There will be a designated co-ordinator in each village who will act as our liaison officer and will be responsible for keeping records of the patients attending and cash generated. This named person (or his named representative) will stay with the mobile unit throughout the duration of the visit (once a week for that village).
The co-ordinator will identify and register each patient and take cash from them before they are seen by the doctor. Our driver will keep his own record of all consultations and submit this record at the end of the day including mileage done on that day. Any significant incidents will also be logged and reported to the Chief Operating Officer in Pakistan on a daily basis.
Detailed records of all activities will be kept for monitoring and auditing purposes. This will help us identify any issues and help improve the service on an ongoing basis.
We will issue medicine for acute medical problems for a maximum of 5 days and patients are expected to buy ongoing treatment as and if required.
A prescription will be issued for medicines required to manage chronic medical problems (for example high blood pressure, diabetes etc).

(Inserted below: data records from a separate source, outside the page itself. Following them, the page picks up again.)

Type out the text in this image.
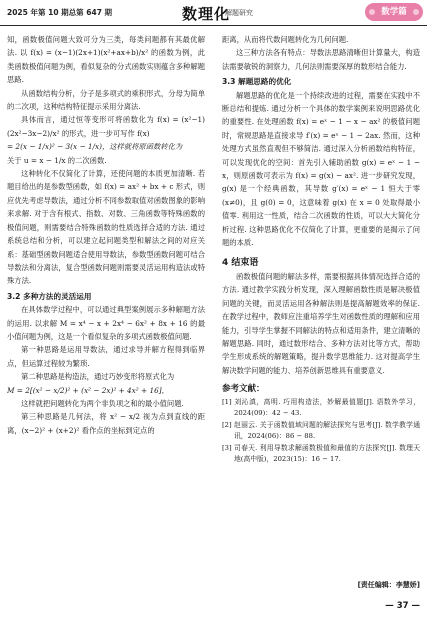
2025 年第 10 期总第 647 期	数理化
解题研究	数学篇

知，函数极值问题大致可分为三类，每类问题都有其最优解法. 以 f(x) = (x−1)(2x+1)(x²+ax+b)/x² 的函数为例，此类函数极值问题为例，看似复杂的分式函数实则蕴含多种解题思路.

从函数结构分析，分子是多项式的乘积形式，分母为简单的二次项，这种结构特征提示采用分离法.

具体而言，通过恒等变形可将函数化为 f(x) = (x²−1)(2x²−3x−2)/x² 的形式，进一步可写作 f(x)

= 2(x − 1/x)² − 3(x − 1/x)，这样就将原函数转化为

关于 u = x − 1/x 的二次函数.

这种转化不仅简化了计算，还使问题的本质更加清晰. 若题目给出的是参数型函数，如 f(x) = ax² + bx + c 形式，则应优先考虑导数法，通过分析不同参数取值对函数图象的影响来求解. 对于含有根式、指数、对数、三角函数等特殊函数的极值问题，则需要结合特殊函数的性质选择合适的方法. 通过系统总结和分析，可以建立起问题类型和解法之间的对应关系：基础型函数问题适合使用导数法，参数型函数问题可结合导数法和分离法，复合型函数问题则需要灵活运用构造法或特殊方法.

3.2 多种方法的灵活运用

在具体数学过程中，可以通过典型案例展示多种解题方法的运用. 以求解 M = x⁴ − x + 2x⁴ − 6x² + 8x + 16 的最小值问题为例，这是一个看似复杂的多项式函数极值问题.

第一种思路是运用导数法，通过求导并解方程得到临界点，但运算过程较为繁琐.

第二种思路是构造法，通过巧妙变形将原式化为

M = 2[(x² − x/2)² + (x² − 2x)² + 4x² + 16]，

这样就把问题转化为两个非负项之和的最小值问题.

第三种思路是几何法，将 x² − x/2 视为点到直线的距离，(x−2)² + (x+2)² 看作点的坐标到定点的

距离，从而将代数问题转化为几何问题.

这三种方法各有特点：导数法思路清晰但计算量大，构造法需要敏锐的洞察力，几何法则需要深厚的数形结合能力.

3.3 解题思路的优化

解题思路的优化是一个持续改进的过程，需要在实践中不断总结和提炼. 通过分析一个具体的数学案例来说明思路优化的重要性. 在处理函数 f(x) = eˣ − 1 − x − ax² 的极值问题时，常规思路是直接求导 f′(x) = eˣ − 1 − 2ax. 然而，这种处理方式虽然直观但不够简洁. 通过深入分析函数结构特征，可以发现优化的空间：首先引入辅助函数 g(x) = eˣ − 1 − x，则原函数可表示为 f(x) = g(x) − ax². 进一步研究发现，g(x) 是一个经典函数，其导数 g′(x) = eˣ − 1 恒大于零(x≠0)，且 g(0) = 0，这意味着 g(x) 在 x = 0 处取得最小值零. 利用这一性质，结合二次函数的性质，可以大大简化分析过程. 这种思路优化不仅简化了计算，更重要的是揭示了问题的本质.

4 结束语

函数极值问题的解法多样，需要根据具体情况选择合适的方法. 通过教学实践分析发现，深入理解函数性质是解决极值问题的关键，而灵活运用各种解法则是提高解题效率的保证. 在教学过程中，教师应注重培养学生对函数性质的理解和应用能力，引导学生掌握不同解法的特点和适用条件，建立清晰的解题思路. 同时，通过数形结合、多种方法对比等方式，帮助学生形成系统的解题策略，提升数学思维能力. 这对提高学生解决数学问题的能力、培养创新思维具有重要意义.

参考文献：

[1] 刘沁滇，高明. 巧用构造法，妙解最值题[J]. 语数外学习，2024(09)：42 − 43.

[2] 赵丽云. 关于函数值域问题的解法探究与思考[J]. 数学教学通讯，2024(06)：86 − 88.

[3] 司春天. 利用导数求解函数极值和最值的方法探究[J]. 数理天地(高中版)，2023(15)：16 − 17.

[责任编辑：李慧娇]
— 37 —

We will record all medical consultations in a file issued to the patient who will be advised to keep their file safe and bring for each consultation. An entry will be made by the doctors in these files at each consultation detailing clinical observations, diagnosis and treatment recommended.
The doctor will be trained to briefly explain the medical condition diagnosed and the treatment proposed. This will help improve patients understanding of their medical condition.
Any acutely unwell patient will be signposted to the nearby tertiary care facility.
We will collect regular patient feedback and conduct spot checks to prevent abuse of the service and ensure consistent high standards of care.
A complaints number will be displayed on the clinic so anyone can report any issue or log any complaints directly with the Chief Operating Officer or his named assistant in Pakistan.
We will conduct comprehensive reviews of the project at 6 and 12 months before extending it further.
PHASES OF IMPLEMENTATION:
The project will be implemented in 4 phases as below. It is expected that each transitional phase will be completed in 3-6 months:
In the first phase the above service will run during day hours and provide medical treatment.
In the second phase the mobile clinic will also be used as a patient transporter during night time to transfer acutely unwell patients from any of the villages in the cluster to the nearby city hospital.
We may need to recruit a separate night time on-call driver for this purpose.
In the third phase we will recruit a nurse or lady health visitor to accompany the doctor as a champion of ladies and children’s health. The nurse will conduct antenatal checks, run health awareness and health promotion campaigns from time to time e.g. general hygiene, breastfeeding, stop smoking, contraception, vaccination etc. She will also help break the communication barriers between the doctor and female patients when a male doctor is on duty.
In the last phase we will introduce electronic medical records. We will bring in tough book that is connected to the internet via a satellite. Software will be designed to enter medical records on the system which will be saved on a database and accessible to us in the UK.
This will help us monitor the running of the project, the quality of care provided as well as analyse patient data so we can modify the service based upon population needs.